The General Data Protection Regulation regulates how health is collected, registered, organized, maintained/stored for a certain period, modified, exported, used, transmitted, disseminated, disposed of, linked to other databases, the combination of databases, databases connection, blocking, deletion, and destruction of personal data. It specifies in detail the conditions for the collection and processing of personal data, and in addition, for the sensitive personal data, it specifies that it may only be collected and processed after permission from the authorized Authority for the Protection of Personal Data. It also requires the consent of the subject whose data will be kept in the file.
This is a process indicator. The indicator determines whether the General Mental Health Regulation is followed in this mental health service and responds with YES/NO. Then, in free text format, detailed explanations can be given about areas of GDPR that do not apply to this structure/service and why.
The target of performance is the full implementation of GDPR in all Mental Health areas.
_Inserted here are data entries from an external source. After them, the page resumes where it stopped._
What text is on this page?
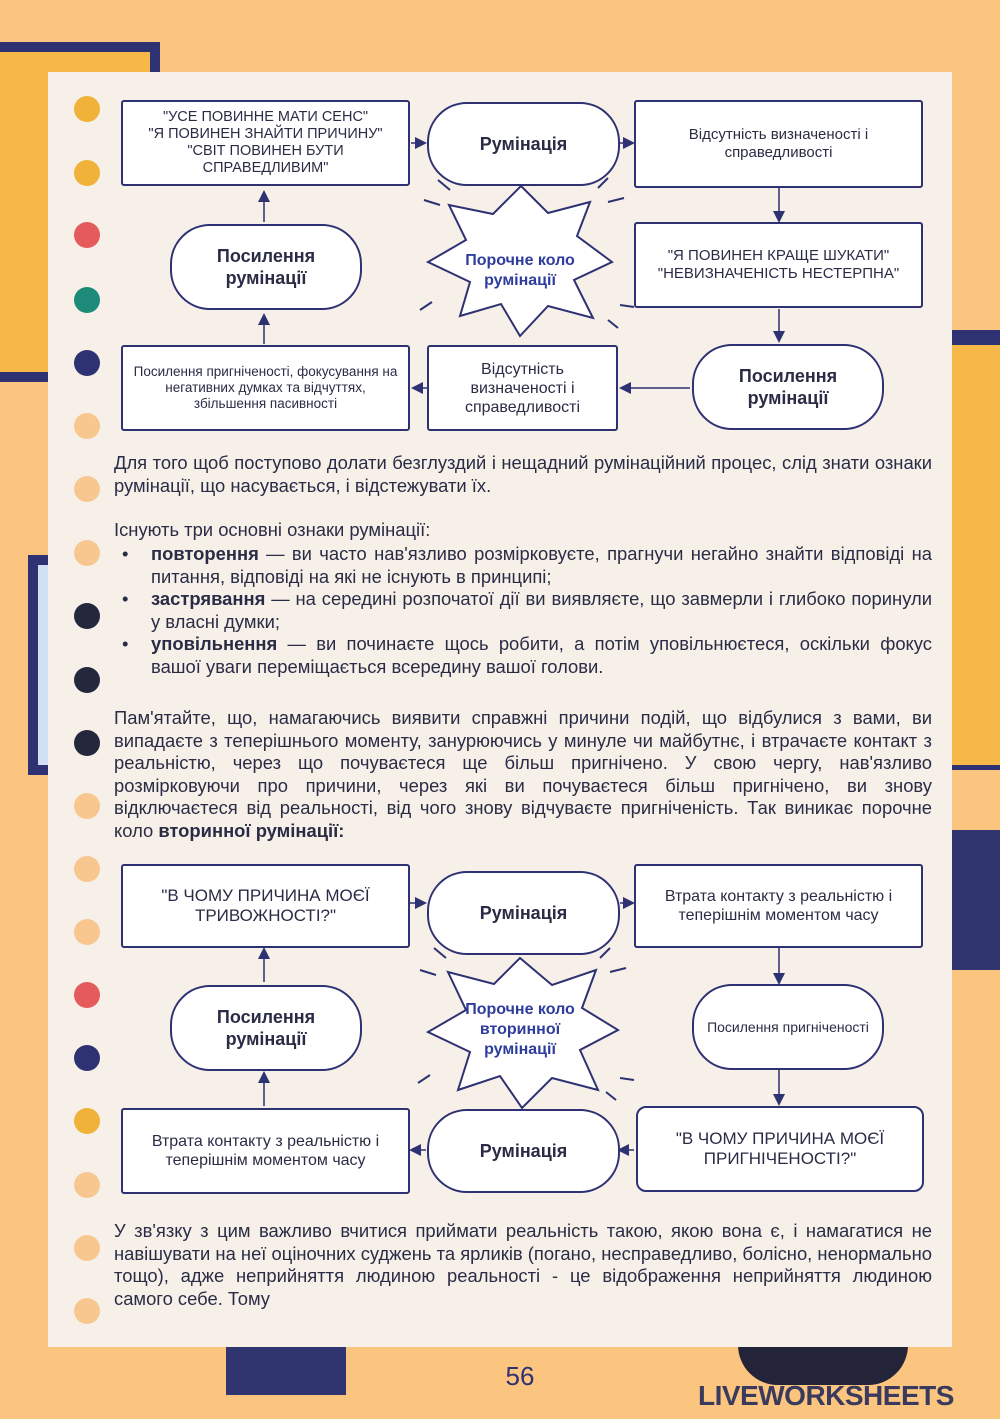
"УСЕ ПОВИННЕ МАТИ СЕНС"
"Я ПОВИНЕН ЗНАЙТИ ПРИЧИНУ"
"СВІТ ПОВИНЕН БУТИ СПРАВЕДЛИВИМ"
Румінація	Відсутність визначеності і справедливості
Посилення румінації
Порочне коло румінації
"Я ПОВИНЕН КРАЩЕ ШУКАТИ"
"НЕВИЗНАЧЕНІСТЬ НЕСТЕРПНА"
Посилення пригніченості, фокусування на негативних думках та відчуттях, збільшення пасивності
Відсутність визначеності і справедливості
Посилення румінації
Для того щоб поступово долати безглуздий і нещадний румінаційний процес, слід знати ознаки румінації, що насувається, і відстежувати їх.
Існують три основні ознаки румінації:
• повторення — ви часто нав'язливо розмірковуєте, прагнучи негайно знайти відповіді на питання, відповіді на які не існують в принципі;
• застрявання — на середині розпочатої дії ви виявляєте, що завмерли і глибоко поринули у власні думки;
• уповільнення — ви починаєте щось робити, а потім уповільнюєтеся, оскільки фокус вашої уваги переміщається всередину вашої голови.
Пам'ятайте, що, намагаючись виявити справжні причини подій, що відбулися з вами, ви випадаєте з теперішнього моменту, занурюючись у минуле чи майбутнє, і втрачаєте контакт з реальністю, через що почуваєтеся ще більш пригнічено. У свою чергу, нав'язливо розмірковуючи про причини, через які ви почуваєтеся більш пригнічено, ви знову відключаєтеся від реальності, від чого знову відчуваєте пригніченість. Так виникає порочне коло вторинної румінації:
"В ЧОМУ ПРИЧИНА МОЄЇ ТРИВОЖНОСТІ?"	Румінація
Втрата контакту з реальністю і теперішнім моментом часу
Посилення румінації
Порочне коло вторинної румінації
Посилення пригніченості
Втрата контакту з реальністю і теперішнім моментом часу	Румінація
"В ЧОМУ ПРИЧИНА МОЄЇ ПРИГНІЧЕНОСТІ?"
У зв'язку з цим важливо вчитися приймати реальність такою, якою вона є, і намагатися не навішувати на неї оціночних суджень та ярликів (погано, несправедливо, болісно, ненормально тощо), адже неприйняття людиною реальності - це відображення неприйняття людиною самого себе. Тому
56
LIVEWORKSHEETS
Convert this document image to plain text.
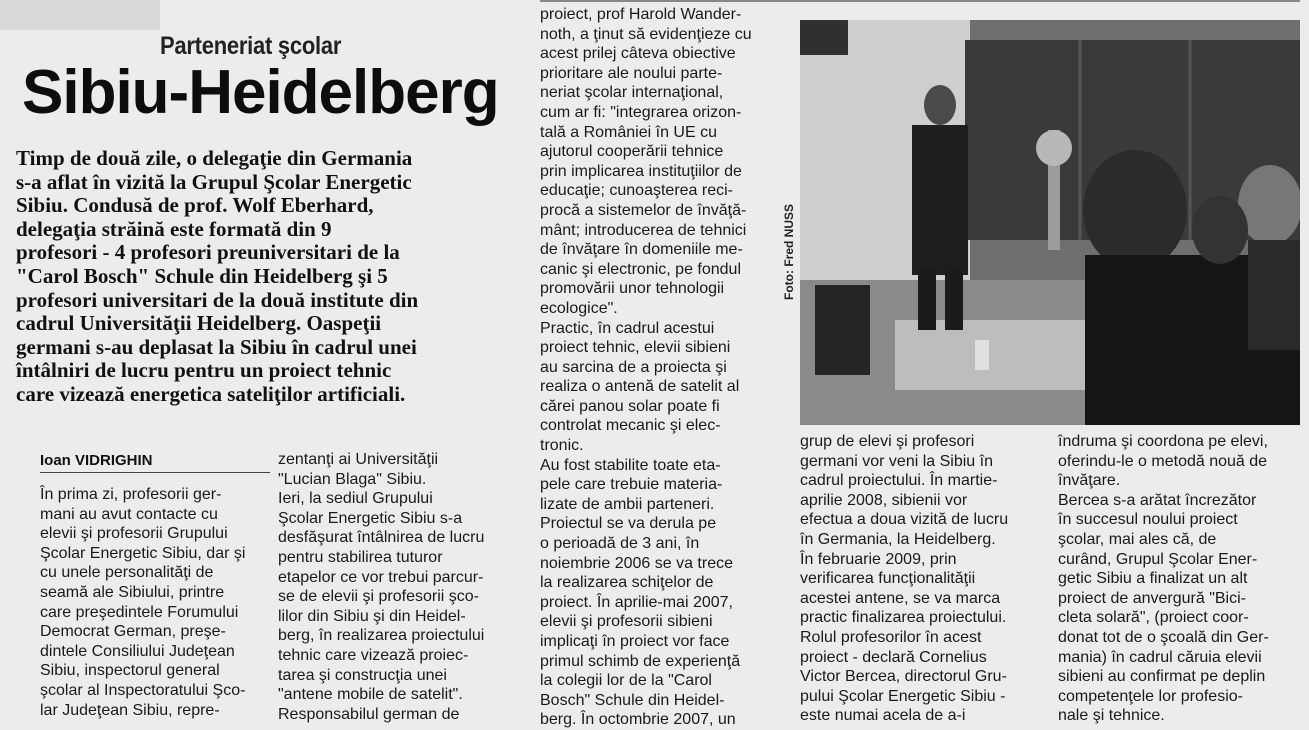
Parteneriat şcolar
Sibiu-Heidelberg
Timp de două zile, o delegaţie din Germania
s-a aflat în vizită la Grupul Şcolar Energetic
Sibiu. Condusă de prof. Wolf Eberhard,
delegaţia străină este formată din 9
profesori - 4 profesori preuniversitari de la
"Carol Bosch" Schule din Heidelberg şi 5
profesori universitari de la două institute din
cadrul Universităţii Heidelberg. Oaspeţii
germani s-au deplasat la Sibiu în cadrul unei
întâlniri de lucru pentru un proiect tehnic
care vizează energetica sateliţilor artificiali.
Ioan VIDRIGHIN
În prima zi, profesorii ger-
mani au avut contacte cu
elevii şi profesorii Grupului
Şcolar Energetic Sibiu, dar şi
cu unele personalităţi de
seamă ale Sibiului, printre
care preşedintele Forumului
Democrat German, preşe-
dintele Consiliului Judeţean
Sibiu, inspectorul general
şcolar al Inspectoratului Şco-
lar Judeţean Sibiu, repre-
zentanţi ai Universităţii
"Lucian Blaga" Sibiu.
Ieri, la sediul Grupului
Şcolar Energetic Sibiu s-a
desfăşurat întâlnirea de lucru
pentru stabilirea tuturor
etapelor ce vor trebui parcur-
se de elevii şi profesorii şco-
lilor din Sibiu şi din Heidel-
berg, în realizarea proiectului
tehnic care vizează proiec-
tarea şi construcţia unei
"antene mobile de satelit".
Responsabilul german de
proiect, prof Harold Wander-
noth, a ţinut să evidenţieze cu
acest prilej câteva obiective
prioritare ale noului parte-
neriat şcolar internaţional,
cum ar fi: "integrarea orizon-
tală a României în UE cu
ajutorul cooperării tehnice
prin implicarea instituţiilor de
educaţie; cunoaşterea reci-
procă a sistemelor de învăţă-
mânt; introducerea de tehnici
de învăţare în domeniile me-
canic şi electronic, pe fondul
promovării unor tehnologii
ecologice".
Practic, în cadrul acestui
proiect tehnic, elevii sibieni
au sarcina de a proiecta şi
realiza o antenă de satelit al
cărei panou solar poate fi
controlat mecanic şi elec-
tronic.
Au fost stabilite toate eta-
pele care trebuie materia-
lizate de ambii parteneri.
Proiectul se va derula pe
o perioadă de 3 ani, în
noiembrie 2006 se va trece
la realizarea schiţelor de
proiect. În aprilie-mai 2007,
elevii şi profesorii sibieni
implicaţi în proiect vor face
primul schimb de experienţă
la colegii lor de la "Carol
Bosch" Schule din Heidel-
berg. În octombrie 2007, un
Foto: Fred NUSS
grup de elevi şi profesori
germani vor veni la Sibiu în
cadrul proiectului. În martie-
aprilie 2008, sibienii vor
efectua a doua vizită de lucru
în Germania, la Heidelberg.
În februarie 2009, prin
verificarea funcţionalităţii
acestei antene, se va marca
practic finalizarea proiectului.
Rolul profesorilor în acest
proiect - declară Cornelius
Victor Bercea, directorul Gru-
pului Şcolar Energetic Sibiu -
este numai acela de a-i
îndruma şi coordona pe elevi,
oferindu-le o metodă nouă de
învăţare.
Bercea s-a arătat încrezător
în succesul noului proiect
şcolar, mai ales că, de
curând, Grupul Şcolar Ener-
getic Sibiu a finalizat un alt
proiect de anvergură "Bici-
cleta solară", (proiect coor-
donat tot de o şcoală din Ger-
mania) în cadrul căruia elevii
sibieni au confirmat pe deplin
competenţele lor profesio-
nale şi tehnice.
In addition, another target is a yearly report that describes GDPR areas that are not being implemented, so that progress can be made until it is fully implemented.
3.8.6. Existence of Institutionalized Internal and External Evaluation of Patients’ Human Rights
Patients’ rights are defined by international conventions, the United Nations (UN) and the European acquis. The assessment of the human rights situation of the mentally ill must be assessed in writing through statutory procedures at (1) at the local hospital/prison level, (2) at the national level, (3) at the international level. An important body of the Council of Europe, which assesses patients’ rights in compulsory treatment and detention structures, is the European Commission for the Prevention of Torture and Inhuman or Degrading Treatment or Punishment (CPT). The CPT pursues a policy of transparency by publishing on its website reports for each EU Member State it visits and evaluates [
41].
This is a process indicator. The indicator is qualitative and receives the values YES/NO to questions whether there is an established written procedure for evaluating patients’ rights on a yearly basis (a) at a local intra-service level, (b) at national level (e.g., independent patient rights evaluation committee), (c) internationally (by an independent international organization). It should also be noted if these reports are published online so that they are transparent and accessible to patients and the general public.
In a WHO survey, only 28% of countries have regular evaluations on a yearly basis by a special commission or an independent body, which assesses whether legislation is in line with international human rights conventions (26). The performance target is to establish such a process, with timetables and transparency in the publication of evaluation findings and reports.